“What is wrong with the network?” Not exactly the question that an operations team at a mobile network operator (MNO) wanted to hear when the chief technology officer (CTO) called. The CTO was attending a major sporting event, and said that both he and his wife could not access the mobile network for a few minutes. “We have to fix this,” the CTO told the team.
I recalled this story1 recently when reading the news about a network service issue at a well-known MNO. Interestingly, mobile network availability and performance are taken for granted when things go well. But whenever issues occur, with service degradation ranging from slight to full-scale (i.e., outage), MNOs incur the wrath of their customers. So, how can MNOs deal with service degradations2 in the best-possible manner?
Detect network service degradations
In our story, service degradation was reported by a “customer” who happened to be heading the MNO operations team. Although such queries are important for MNOs, the impact of network/service issues discovered by customers can be detrimental, including negative publicity on social media. Unsurprisingly, the need to detect issues as early as possible, ideally in real time, is frequently highlighted by MNOs.
Most MNOs also understand the importance of warning customers about expected or experienced degradation, and of prioritizing issue resolution based on business criteria. Network/service issues are of a different nature, which necessitates service and customer impact analysis. In practice, some network faults may hardly be noticeable, while other issues affect key (e.g., enterprise) customers or CTOs attending sporting events…
Troubleshoot network service degradations
Detecting and prioritizing network/service issues is one thing. To address an issue (and, if possible, avoid it in the future), MNOs must find its root cause. In our story, the reported degradation was due to insufficient network capacity. Detailed analysis later showed that the sporting event spectators—who included many national/international roamers—caused network congestion through their unexpectedly high use of social media apps.
Unfortunately, issues may be far from straightforward to troubleshoot. Network/service complexity and visibility limitations regularly lead to hours, if not days, of investigation that involve different MNO employees, “war rooms”, etc. Some issues cannot even be fully resolved, becoming a recurring headache for CTOs. Yes, for their operations teams too.
Predict and preempt network service degradations
In effect, MNOs have been taking some form of preventative action for years. Still, action has often been suboptimal. For example, adding cell capacity based on the demand expected (by the relevant MNO team) at the sporting event was proven inadequate in our story. So, MNOs have been looking for more accurate, efficient and dynamic ways3 to predict and preempt network/service issues.

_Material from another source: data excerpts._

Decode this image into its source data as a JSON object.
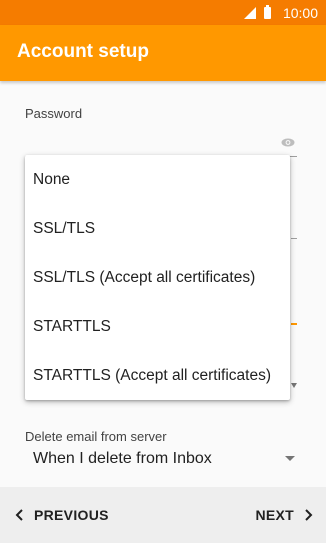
{
  "status_bar": {
    "time": "10:00",
    "icons": [
      "signal-icon",
      "battery-icon"
    ],
    "color": "#f57c00"
  },
  "app_bar": {
    "title": "Account setup",
    "color": "#ff9800"
  },
  "password": {
    "label": "Password",
    "value": "",
    "icon": "eye-icon"
  },
  "security_dropdown": {
    "options": [
      "None",
      "SSL/TLS",
      "SSL/TLS (Accept all certificates)",
      "STARTTLS",
      "STARTTLS (Accept all certificates)"
    ]
  },
  "delete_policy": {
    "label": "Delete email from server",
    "value": "When I delete from Inbox",
    "icon": "dropdown-arrow-icon"
  },
  "navigation": {
    "previous_label": "PREVIOUS",
    "next_label": "NEXT",
    "previous_icon": "chevron-left-icon",
    "next_icon": "chevron-right-icon"
  }
}
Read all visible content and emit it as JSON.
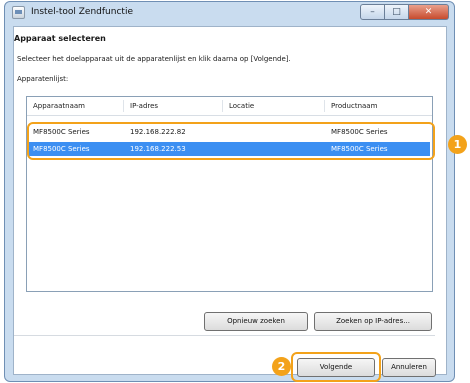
{
  "window": {
    "title": "Instel-tool Zendfunctie",
    "controls": {
      "minimize": "–",
      "maximize": "□",
      "close": "✕"
    }
  },
  "main": {
    "heading": "Apparaat selecteren",
    "instruction": "Selecteer het doelapparaat uit de apparatenlijst en klik daarna op [Volgende].",
    "list_label": "Apparatenlijst:",
    "columns": [
      "Apparaatnaam",
      "IP-adres",
      "Locatie",
      "Productnaam"
    ],
    "rows": [
      {
        "name": "MF8500C Series",
        "ip": "192.168.222.82",
        "location": "",
        "product": "MF8500C Series"
      },
      {
        "name": "MF8500C Series",
        "ip": "192.168.222.53",
        "location": "",
        "product": "MF8500C Series"
      }
    ],
    "selected_row": 2
  },
  "buttons": {
    "search_again": "Opnieuw zoeken",
    "search_ip": "Zoeken op IP-adres...",
    "next": "Volgende",
    "cancel": "Annuleren"
  },
  "callouts": {
    "one": "1",
    "two": "2"
  },
  "colors": {
    "highlight": "#f3a21a",
    "selection": "#3c8ff2"
  }
}
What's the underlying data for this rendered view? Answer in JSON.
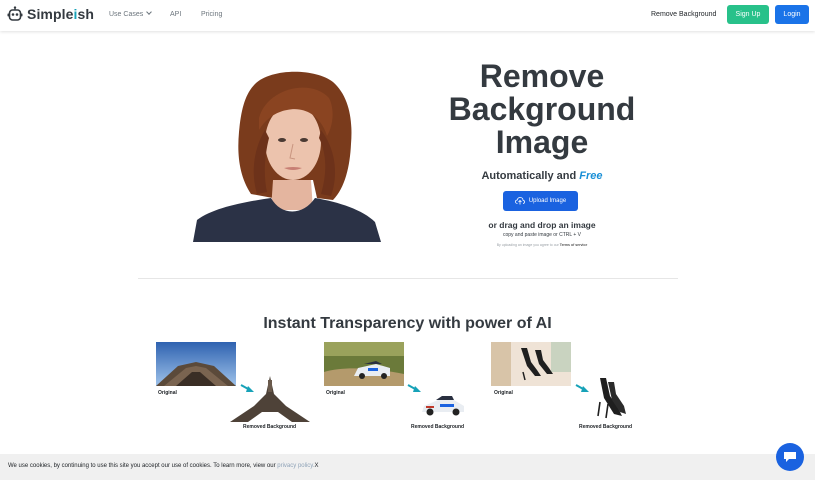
{
  "nav": {
    "brand": "Simpleish",
    "brand_prefix": "Simple",
    "brand_i": "i",
    "brand_suffix": "sh",
    "use_cases": "Use Cases",
    "api": "API",
    "pricing": "Pricing",
    "remove_background": "Remove Background",
    "signup": "Sign Up",
    "login": "Login"
  },
  "hero": {
    "title_line1": "Remove",
    "title_line2": "Background",
    "title_line3": "Image",
    "subtitle_prefix": "Automatically and ",
    "subtitle_free": "Free",
    "upload_button": "Upload Image",
    "drag_text": "or drag and drop an image",
    "paste_text": "copy and paste image or CTRL + V",
    "terms_prefix": "By uploading an image you agree to our ",
    "terms_link": "Terms of service"
  },
  "section": {
    "title": "Instant Transparency with power of AI",
    "examples": [
      {
        "original_label": "Original",
        "result_label": "Removed Background"
      },
      {
        "original_label": "Original",
        "result_label": "Removed Background"
      },
      {
        "original_label": "Original",
        "result_label": "Removed Background"
      }
    ]
  },
  "cookie": {
    "text": "We use cookies, by continuing to use this site you accept our use of cookies. To learn more, view our ",
    "link": "privacy policy.",
    "close": "X"
  },
  "colors": {
    "accent_blue": "#1a62e0",
    "signup_green": "#28c18a",
    "arrow_teal": "#17a2b8"
  },
  "icons": {
    "logo": "robot-icon",
    "upload": "cloud-upload-icon",
    "chat": "chat-bubble-icon",
    "dropdown": "chevron-down-icon"
  }
}
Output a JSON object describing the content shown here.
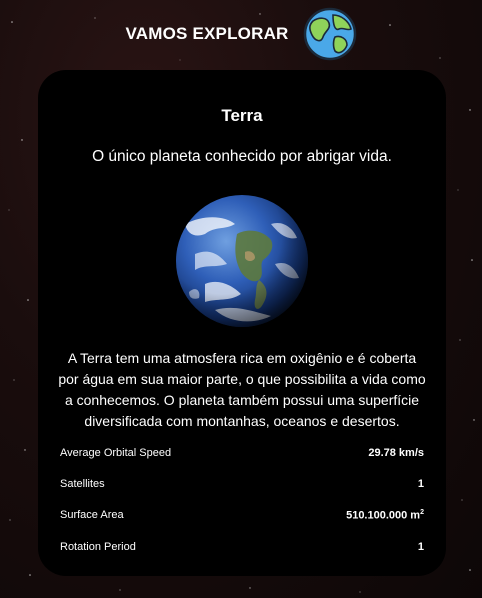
{
  "header": {
    "title": "VAMOS EXPLORAR",
    "icon": "earth-globe-icon"
  },
  "planet": {
    "name": "Terra",
    "tagline": "O único planeta conhecido por abrigar vida.",
    "description": "A Terra tem uma atmosfera rica em oxigênio e é coberta por água em sua maior parte, o que possibilita a vida como a conhecemos. O planeta também possui uma superfície diversificada com montanhas, oceanos e desertos."
  },
  "stats": [
    {
      "label": "Average Orbital Speed",
      "value": "29.78 km/s"
    },
    {
      "label": "Satellites",
      "value": "1"
    },
    {
      "label": "Surface Area",
      "value": "510.100.000 m",
      "unit_sup": "2"
    },
    {
      "label": "Rotation Period",
      "value": "1"
    }
  ],
  "colors": {
    "card_background": "#000000",
    "page_background": "#1a0d0d",
    "text": "#ffffff"
  }
}
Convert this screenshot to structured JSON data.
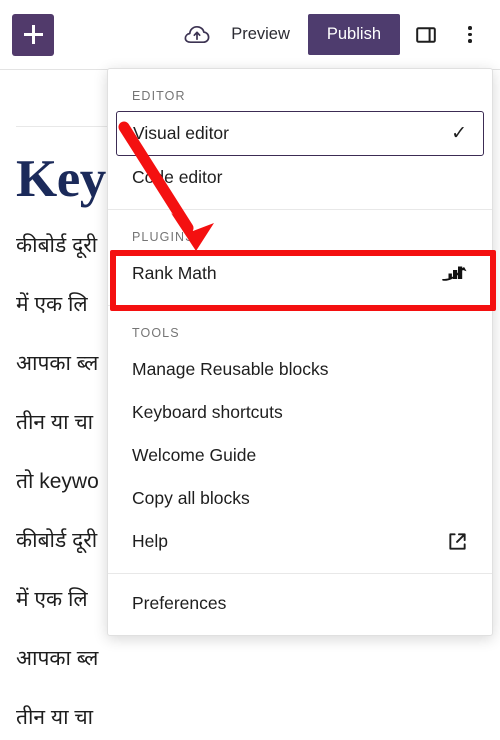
{
  "toolbar": {
    "add_block_label": "+",
    "add_block_name": "add-block",
    "save_draft_icon": "cloud-upload-icon",
    "preview_label": "Preview",
    "publish_label": "Publish",
    "sidebar_toggle_icon": "sidebar-panel-icon",
    "more_options_icon": "kebab-menu-icon",
    "publish_color": "#4e3c6e",
    "add_block_color": "#513a6b"
  },
  "post": {
    "title": "Key",
    "title_color": "#1b2a5a",
    "paragraphs": [
      "कीबोर्ड दूरी",
      "में एक लि",
      "आपका ब्ल",
      "तीन या चा",
      "तो keywo",
      "कीबोर्ड दूरी",
      "में एक लि",
      "आपका ब्ल",
      "तीन या चा"
    ]
  },
  "menu": {
    "sections": [
      {
        "label": "EDITOR",
        "items": [
          {
            "label": "Visual editor",
            "selected": true,
            "trailing": "check-mark-icon"
          },
          {
            "label": "Code editor",
            "selected": false,
            "trailing": ""
          }
        ]
      },
      {
        "label": "PLUGINS",
        "items": [
          {
            "label": "Rank Math",
            "selected": false,
            "trailing": "rank-math-icon"
          }
        ]
      },
      {
        "label": "TOOLS",
        "items": [
          {
            "label": "Manage Reusable blocks",
            "selected": false,
            "trailing": ""
          },
          {
            "label": "Keyboard shortcuts",
            "selected": false,
            "trailing": ""
          },
          {
            "label": "Welcome Guide",
            "selected": false,
            "trailing": ""
          },
          {
            "label": "Copy all blocks",
            "selected": false,
            "trailing": ""
          },
          {
            "label": "Help",
            "selected": false,
            "trailing": "external-link-icon"
          }
        ]
      },
      {
        "label": "",
        "items": [
          {
            "label": "Preferences",
            "selected": false,
            "trailing": ""
          }
        ]
      }
    ]
  },
  "annotations": {
    "highlight_color": "#f41010",
    "arrow_color": "#f41010",
    "highlight_target": "Rank Math",
    "checkmark_glyph": "✓"
  }
}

For the 5G health/life-related use cases and industry automation, where every millisecond matters and where degradations may have lethal repercussions, this preemptive capability becomes essential. At the same time, the experience of “traditional” mobile users—including CTOs—should not be overlooked.

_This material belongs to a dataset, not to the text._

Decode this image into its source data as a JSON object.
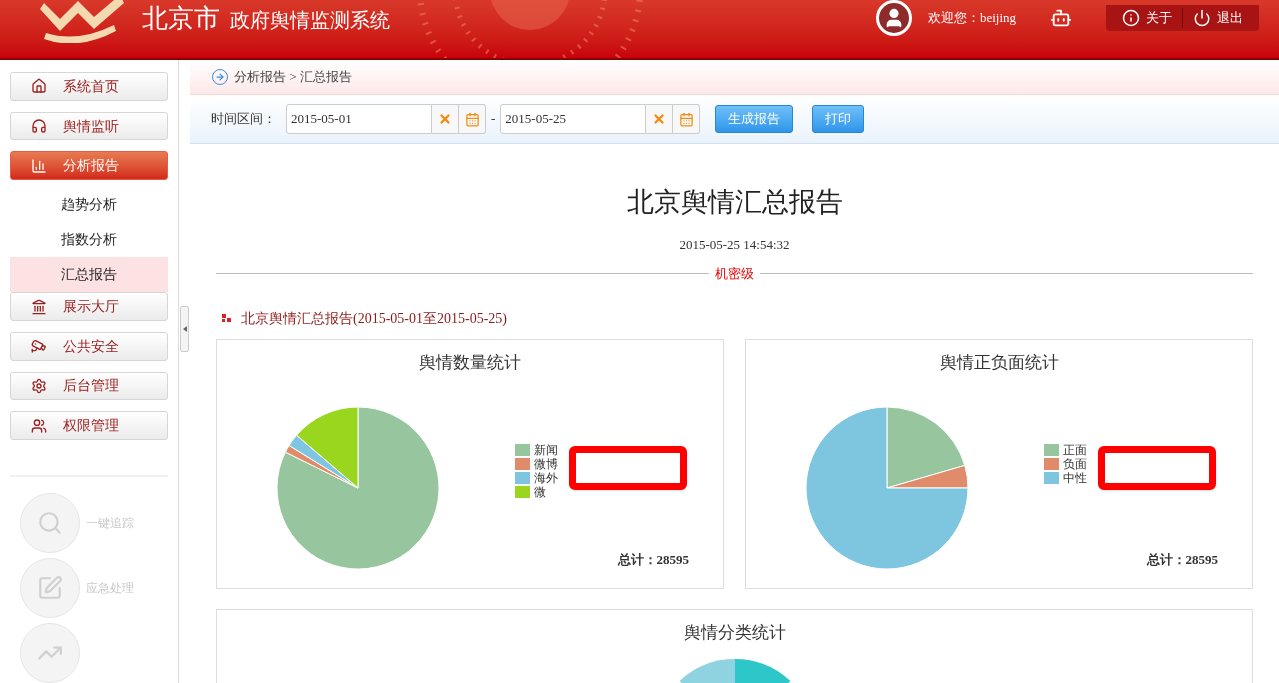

Use AI and automation versus network service degradations
How can we better detect, troubleshoot, predict and preempt service degradations? Enter artificial intelligence (AI) and automation4. Exact definition aside, AI constitutes a key enabler of intelligent operations. AI promises to help MNOs address increasing multilayer network/service complexity, unveil hidden relationships between seemingly unrelated events, learn from past incidents, identify issues early (e.g., the network congestion in our story) and more.

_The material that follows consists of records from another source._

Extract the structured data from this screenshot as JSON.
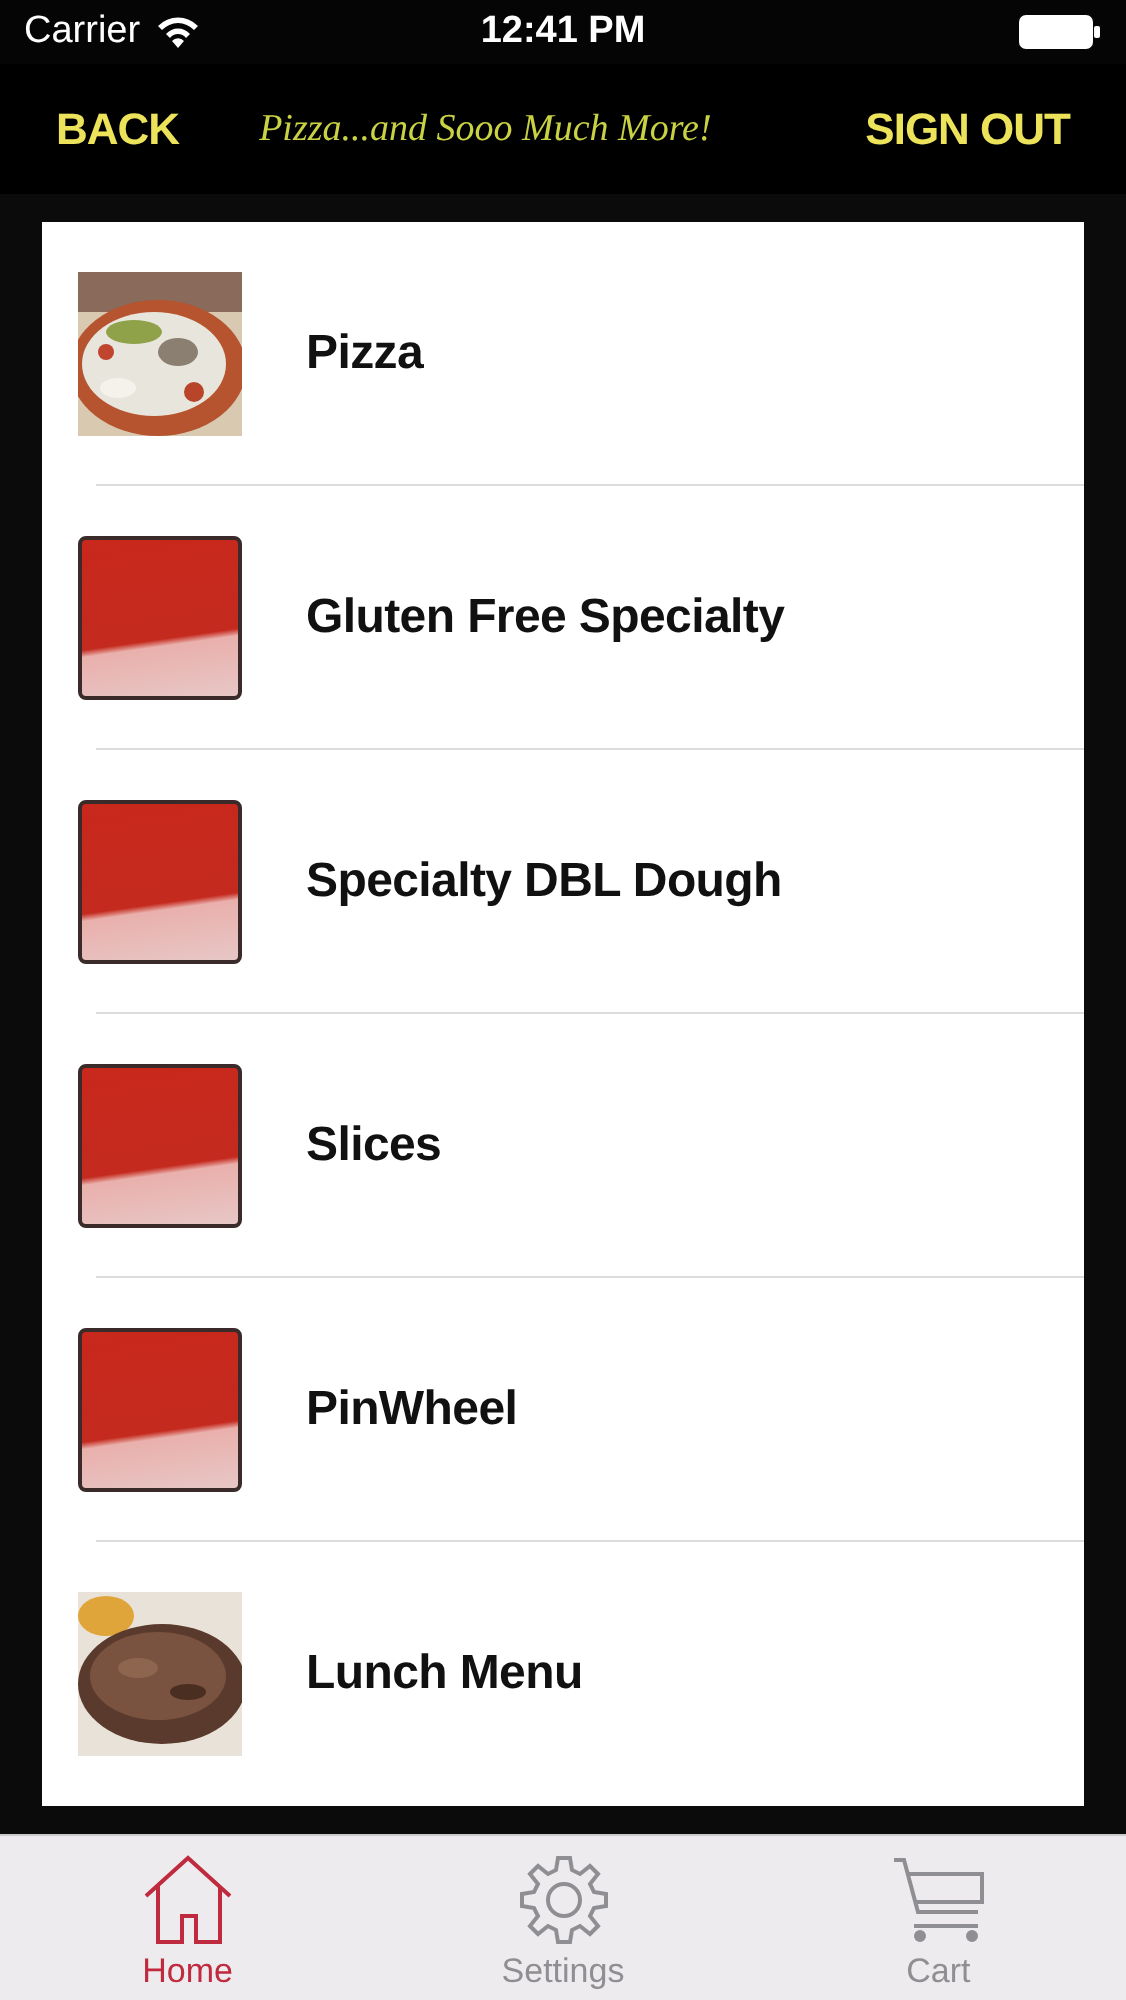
{
  "status_bar": {
    "carrier": "Carrier",
    "time": "12:41 PM"
  },
  "nav_bar": {
    "back": "BACK",
    "tagline": "Pizza...and Sooo Much More!",
    "sign_out": "SIGN OUT"
  },
  "menu": [
    {
      "label": "Pizza",
      "kind": "pizza"
    },
    {
      "label": "Gluten Free Specialty",
      "kind": "placeholder"
    },
    {
      "label": "Specialty DBL Dough",
      "kind": "placeholder"
    },
    {
      "label": "Slices",
      "kind": "placeholder"
    },
    {
      "label": "PinWheel",
      "kind": "placeholder"
    },
    {
      "label": "Lunch Menu",
      "kind": "steak"
    }
  ],
  "tab_bar": [
    {
      "label": "Home",
      "kind": "home",
      "selected": true
    },
    {
      "label": "Settings",
      "kind": "settings",
      "selected": false
    },
    {
      "label": "Cart",
      "kind": "cart",
      "selected": false
    }
  ]
}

AI is also a crucial foundation for automated operations, including real/near-real time or offline diagnostics and analysis. In summary, MNOs expect AI and automation to support their efforts for enhancing user—and, in the 5G era of massive and critical IoT (Internet of Things), device—experience and for meeting strict service level agreements (SLAs). The ultimate goal: customers should hardly ever notice service degradations. In other words, no more unexpected calls from CTOs to operations teams.
For the record, the issue in our story could only be resolved after the event had ended, which prompted the MNO to look for new solutions to help identify and analyze service degradations. When will such degradations and such stories become memories of a challenging mobile network past? Not easy to tell. Also, for now, even attending an event in a packed stadium is not an option5. But we can reassure the CTO in our story, and every MNO CTO concerned about service degradations: we are going to fix this.
To learn more, check EXFO’s adaptive service assurance (A|SA), watch EXFO’s latest webinars, and contact EXFO.
1 A colleague told me this story, related to a football match between two national teams in a packed stadium.
2 The degradation reference includes outages. Despite the debilitating effect of outages, service degradations such as reduced download speeds should not be overlooked, and will gain in significance with 5G.
3 As per the discussion about moving from a reactive-diagnostic to a predictive-prescriptive model of operations. In reality, the operational evolution of MNOs is a multifaceted process (e.g., it must incorporate faster reaction to network/service issues).
4 AI is a “hot” term that encompasses machine learning (ML). AI/ML-based solutions for network/service operations make use of various inputs, e.g., data from active/passive monitoring agents (or virtual probes). Intelligent automation can improve issue prioritization and troubleshooting, e.g., by enhancing the knowledge of topology (the links between network elements, services and customers).
5 Due to COVID-19, big sporting events have been cancelled/postponed while spectators are not permitted at events (e.g., football matches), with few exceptions.